Researching the risk

‘While researching my diagnosis and options, I realised that only 4 per cent of breast cancers are diagnosed in women under 40. At 33 my risk was less than 0.5 per cent. I had no risk factors, so I rarely checked myself, and it was by chance that I came across a lump in my breast.

‘As most breast cancers are diagnosed in women over 50, research to help inform decision-making is mainly tailored to this age group. Younger women are also more likely to have more aggressive cancer types and be diagnosed later due to lack of screening; this can lead to negative outcomes.’

Rebuilding my life beyond cancer

‘2023 has been a year full of juxtapositions. While I have spent much of the year rebuilding my life, I’ve also had some amazing experiences.

‘In April 2023, I took part in the Breast Cancer Now fashion show at the Science Museum, alongside 23 other models living with or beyond breast cancer. It was amazing taking to the catwalk and an honour to be asked to be the model speaker and to share my story, which reached over 52,000 people.

‘I’ve also been able to travel again, have been interviewed on BBC Radio, been featured in newspapers, written several magazine articles and spoken at an event for the cancer charity, My Cancer My Choices.

‘October is Breast Cancer Awareness Month, and this year (October 2023) I took part in a breast cancer awareness campaign for clothing brands Loungewear and Raishma to help raise money and awareness.’

What’s next?

‘In August 2023, I consented to a clinical trial (called TRAK-ER). The trial will be run by the Royal Marsden/Institute of Cancer Research, where I used to work. A third of breast cancer patients will relapse with stage four (incurable) cancer. The trial aims to determine if blood tests can detect earlier relapse and whether treatment can delay or stop cancer coming back.

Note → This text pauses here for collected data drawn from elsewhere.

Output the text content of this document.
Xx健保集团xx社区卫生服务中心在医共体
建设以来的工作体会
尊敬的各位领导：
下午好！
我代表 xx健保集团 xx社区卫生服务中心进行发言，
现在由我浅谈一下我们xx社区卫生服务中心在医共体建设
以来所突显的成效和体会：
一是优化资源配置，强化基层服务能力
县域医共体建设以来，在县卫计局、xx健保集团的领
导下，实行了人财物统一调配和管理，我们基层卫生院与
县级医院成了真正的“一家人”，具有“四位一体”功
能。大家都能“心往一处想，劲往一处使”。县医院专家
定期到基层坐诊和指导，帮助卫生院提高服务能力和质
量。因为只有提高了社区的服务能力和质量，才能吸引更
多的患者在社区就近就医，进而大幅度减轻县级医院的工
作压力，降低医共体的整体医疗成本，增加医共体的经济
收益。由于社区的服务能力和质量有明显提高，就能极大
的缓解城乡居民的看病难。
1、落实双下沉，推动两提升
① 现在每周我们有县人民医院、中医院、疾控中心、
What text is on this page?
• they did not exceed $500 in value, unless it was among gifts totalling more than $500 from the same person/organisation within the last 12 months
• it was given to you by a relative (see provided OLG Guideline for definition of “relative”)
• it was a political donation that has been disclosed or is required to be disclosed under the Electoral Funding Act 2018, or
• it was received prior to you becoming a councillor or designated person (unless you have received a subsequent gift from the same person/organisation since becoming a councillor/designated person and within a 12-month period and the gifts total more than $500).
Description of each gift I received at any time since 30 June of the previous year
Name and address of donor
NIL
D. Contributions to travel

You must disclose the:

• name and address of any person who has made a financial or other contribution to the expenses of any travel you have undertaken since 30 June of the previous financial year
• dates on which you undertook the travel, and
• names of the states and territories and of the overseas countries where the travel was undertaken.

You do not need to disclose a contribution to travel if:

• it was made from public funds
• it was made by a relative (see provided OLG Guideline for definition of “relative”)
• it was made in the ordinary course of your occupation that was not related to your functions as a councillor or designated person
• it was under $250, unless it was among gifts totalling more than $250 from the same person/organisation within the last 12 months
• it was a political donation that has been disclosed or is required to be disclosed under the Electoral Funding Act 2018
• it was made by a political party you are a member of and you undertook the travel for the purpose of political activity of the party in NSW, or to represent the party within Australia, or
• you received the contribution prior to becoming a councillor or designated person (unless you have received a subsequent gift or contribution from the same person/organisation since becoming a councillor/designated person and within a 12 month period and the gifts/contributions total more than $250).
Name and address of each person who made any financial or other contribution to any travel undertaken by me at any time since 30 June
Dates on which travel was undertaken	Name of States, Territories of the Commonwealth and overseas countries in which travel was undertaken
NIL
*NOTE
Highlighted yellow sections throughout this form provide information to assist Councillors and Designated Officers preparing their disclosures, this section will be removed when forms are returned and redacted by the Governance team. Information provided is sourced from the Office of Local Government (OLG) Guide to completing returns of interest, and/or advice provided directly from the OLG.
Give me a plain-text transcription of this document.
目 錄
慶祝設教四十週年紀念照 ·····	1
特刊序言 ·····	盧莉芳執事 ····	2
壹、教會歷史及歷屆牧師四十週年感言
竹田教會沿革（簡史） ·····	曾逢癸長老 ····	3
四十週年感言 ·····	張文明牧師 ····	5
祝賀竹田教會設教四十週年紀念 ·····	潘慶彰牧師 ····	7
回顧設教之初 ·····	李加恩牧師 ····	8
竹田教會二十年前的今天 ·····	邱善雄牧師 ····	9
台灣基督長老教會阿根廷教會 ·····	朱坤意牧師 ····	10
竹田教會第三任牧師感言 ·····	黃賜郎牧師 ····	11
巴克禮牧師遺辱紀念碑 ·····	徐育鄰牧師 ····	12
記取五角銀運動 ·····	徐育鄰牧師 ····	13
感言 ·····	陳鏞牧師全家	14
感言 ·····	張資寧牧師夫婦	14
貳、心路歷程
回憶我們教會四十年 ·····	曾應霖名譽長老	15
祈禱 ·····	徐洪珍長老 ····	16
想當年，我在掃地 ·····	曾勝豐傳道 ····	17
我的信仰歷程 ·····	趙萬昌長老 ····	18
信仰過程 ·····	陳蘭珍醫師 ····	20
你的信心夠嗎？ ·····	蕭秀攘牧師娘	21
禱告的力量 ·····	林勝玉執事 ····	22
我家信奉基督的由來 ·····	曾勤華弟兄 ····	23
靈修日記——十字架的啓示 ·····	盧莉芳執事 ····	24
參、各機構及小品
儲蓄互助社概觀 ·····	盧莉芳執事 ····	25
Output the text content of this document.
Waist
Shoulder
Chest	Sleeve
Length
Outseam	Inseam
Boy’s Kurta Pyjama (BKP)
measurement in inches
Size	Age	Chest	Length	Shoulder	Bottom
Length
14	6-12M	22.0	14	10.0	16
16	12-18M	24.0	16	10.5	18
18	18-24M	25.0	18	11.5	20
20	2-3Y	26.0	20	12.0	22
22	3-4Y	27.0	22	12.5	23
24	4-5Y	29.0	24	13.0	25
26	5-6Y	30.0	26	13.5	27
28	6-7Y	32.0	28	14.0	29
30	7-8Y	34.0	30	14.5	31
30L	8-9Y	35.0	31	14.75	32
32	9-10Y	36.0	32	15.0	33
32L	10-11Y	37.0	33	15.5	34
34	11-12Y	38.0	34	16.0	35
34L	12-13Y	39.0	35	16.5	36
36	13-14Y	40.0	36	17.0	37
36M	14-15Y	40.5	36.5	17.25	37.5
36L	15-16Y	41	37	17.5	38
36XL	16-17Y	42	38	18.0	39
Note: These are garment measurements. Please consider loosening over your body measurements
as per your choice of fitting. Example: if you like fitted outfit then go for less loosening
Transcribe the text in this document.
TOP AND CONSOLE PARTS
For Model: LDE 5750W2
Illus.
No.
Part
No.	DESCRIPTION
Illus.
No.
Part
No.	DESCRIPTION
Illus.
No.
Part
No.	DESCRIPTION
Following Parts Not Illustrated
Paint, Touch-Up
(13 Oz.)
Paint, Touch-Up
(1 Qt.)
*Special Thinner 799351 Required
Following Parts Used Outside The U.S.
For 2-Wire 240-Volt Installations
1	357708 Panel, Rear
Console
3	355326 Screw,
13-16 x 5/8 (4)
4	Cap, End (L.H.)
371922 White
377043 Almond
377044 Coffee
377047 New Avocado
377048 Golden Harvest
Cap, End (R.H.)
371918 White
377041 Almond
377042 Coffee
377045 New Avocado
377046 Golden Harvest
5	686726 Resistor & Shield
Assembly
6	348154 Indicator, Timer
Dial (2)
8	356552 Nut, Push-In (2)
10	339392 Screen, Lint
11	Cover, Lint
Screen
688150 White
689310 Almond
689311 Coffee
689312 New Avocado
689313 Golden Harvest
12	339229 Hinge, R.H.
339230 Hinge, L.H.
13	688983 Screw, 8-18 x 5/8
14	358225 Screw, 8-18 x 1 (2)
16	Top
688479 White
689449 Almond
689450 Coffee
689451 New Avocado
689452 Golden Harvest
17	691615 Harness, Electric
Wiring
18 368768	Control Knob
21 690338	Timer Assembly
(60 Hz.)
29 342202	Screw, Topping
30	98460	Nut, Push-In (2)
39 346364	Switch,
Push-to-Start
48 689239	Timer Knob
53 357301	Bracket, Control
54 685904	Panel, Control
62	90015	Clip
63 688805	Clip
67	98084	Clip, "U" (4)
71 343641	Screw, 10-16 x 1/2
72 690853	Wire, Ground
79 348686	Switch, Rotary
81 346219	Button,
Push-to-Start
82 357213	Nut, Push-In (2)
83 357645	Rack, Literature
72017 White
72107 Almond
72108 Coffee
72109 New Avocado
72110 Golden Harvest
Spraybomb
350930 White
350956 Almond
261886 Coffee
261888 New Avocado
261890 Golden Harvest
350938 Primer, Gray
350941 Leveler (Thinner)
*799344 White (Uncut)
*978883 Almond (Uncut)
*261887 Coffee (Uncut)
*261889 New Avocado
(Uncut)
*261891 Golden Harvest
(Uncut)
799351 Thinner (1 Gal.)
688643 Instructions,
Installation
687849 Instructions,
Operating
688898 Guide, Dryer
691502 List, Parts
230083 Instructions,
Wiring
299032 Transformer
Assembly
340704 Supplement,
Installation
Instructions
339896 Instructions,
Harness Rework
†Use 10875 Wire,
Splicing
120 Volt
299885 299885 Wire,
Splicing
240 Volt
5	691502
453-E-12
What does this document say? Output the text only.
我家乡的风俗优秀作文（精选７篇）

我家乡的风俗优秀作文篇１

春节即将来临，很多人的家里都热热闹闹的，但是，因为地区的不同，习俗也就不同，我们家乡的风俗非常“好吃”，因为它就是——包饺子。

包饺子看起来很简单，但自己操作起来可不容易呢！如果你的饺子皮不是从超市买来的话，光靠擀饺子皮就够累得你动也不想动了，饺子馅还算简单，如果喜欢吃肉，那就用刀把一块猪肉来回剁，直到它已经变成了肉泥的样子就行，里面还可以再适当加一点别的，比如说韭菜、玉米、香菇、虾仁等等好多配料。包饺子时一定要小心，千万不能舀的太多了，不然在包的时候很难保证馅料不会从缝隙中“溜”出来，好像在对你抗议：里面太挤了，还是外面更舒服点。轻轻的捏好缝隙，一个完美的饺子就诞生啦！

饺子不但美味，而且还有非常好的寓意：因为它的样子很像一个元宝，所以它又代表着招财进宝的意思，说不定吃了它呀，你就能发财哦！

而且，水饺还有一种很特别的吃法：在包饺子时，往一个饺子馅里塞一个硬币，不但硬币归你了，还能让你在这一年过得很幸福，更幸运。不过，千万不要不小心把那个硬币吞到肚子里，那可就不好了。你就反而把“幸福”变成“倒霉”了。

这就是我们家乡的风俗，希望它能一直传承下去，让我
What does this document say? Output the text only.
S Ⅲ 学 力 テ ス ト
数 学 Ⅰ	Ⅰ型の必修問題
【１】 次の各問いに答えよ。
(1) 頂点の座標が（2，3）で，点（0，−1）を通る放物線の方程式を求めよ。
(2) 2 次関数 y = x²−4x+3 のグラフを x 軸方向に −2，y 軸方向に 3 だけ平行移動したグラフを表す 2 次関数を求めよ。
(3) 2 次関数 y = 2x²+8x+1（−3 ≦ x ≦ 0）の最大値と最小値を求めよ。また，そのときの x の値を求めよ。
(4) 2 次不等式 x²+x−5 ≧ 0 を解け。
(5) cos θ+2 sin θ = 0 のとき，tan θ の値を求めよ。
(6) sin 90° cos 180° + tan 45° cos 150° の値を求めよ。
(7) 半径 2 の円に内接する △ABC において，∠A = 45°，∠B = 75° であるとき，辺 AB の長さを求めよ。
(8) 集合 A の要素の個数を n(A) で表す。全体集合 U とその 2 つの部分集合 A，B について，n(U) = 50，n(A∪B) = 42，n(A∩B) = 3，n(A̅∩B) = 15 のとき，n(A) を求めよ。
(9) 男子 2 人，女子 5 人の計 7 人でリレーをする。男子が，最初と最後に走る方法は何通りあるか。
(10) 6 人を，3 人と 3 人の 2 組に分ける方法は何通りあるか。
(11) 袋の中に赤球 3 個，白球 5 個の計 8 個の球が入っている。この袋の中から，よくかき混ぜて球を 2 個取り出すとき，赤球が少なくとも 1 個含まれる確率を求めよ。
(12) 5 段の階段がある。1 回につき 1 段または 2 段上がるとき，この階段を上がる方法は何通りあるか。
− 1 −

‘I am also conducting research exploring psychedelics for therapeutic use in cancer patients, as part of my MSc (Clinical Trials) dissertation project.

‘I hope to use my knowledge of research and my journey with cancer, where my two worlds have met, to raise awareness and further research to improve breast cancer outcomes for younger women. I want to encourage self-checking and being aware of what is normal for your body.

‘I believe it is important for patients to advocate for themselves and for their voices to be empowered. Receiving my own diagnosis reinforced this.’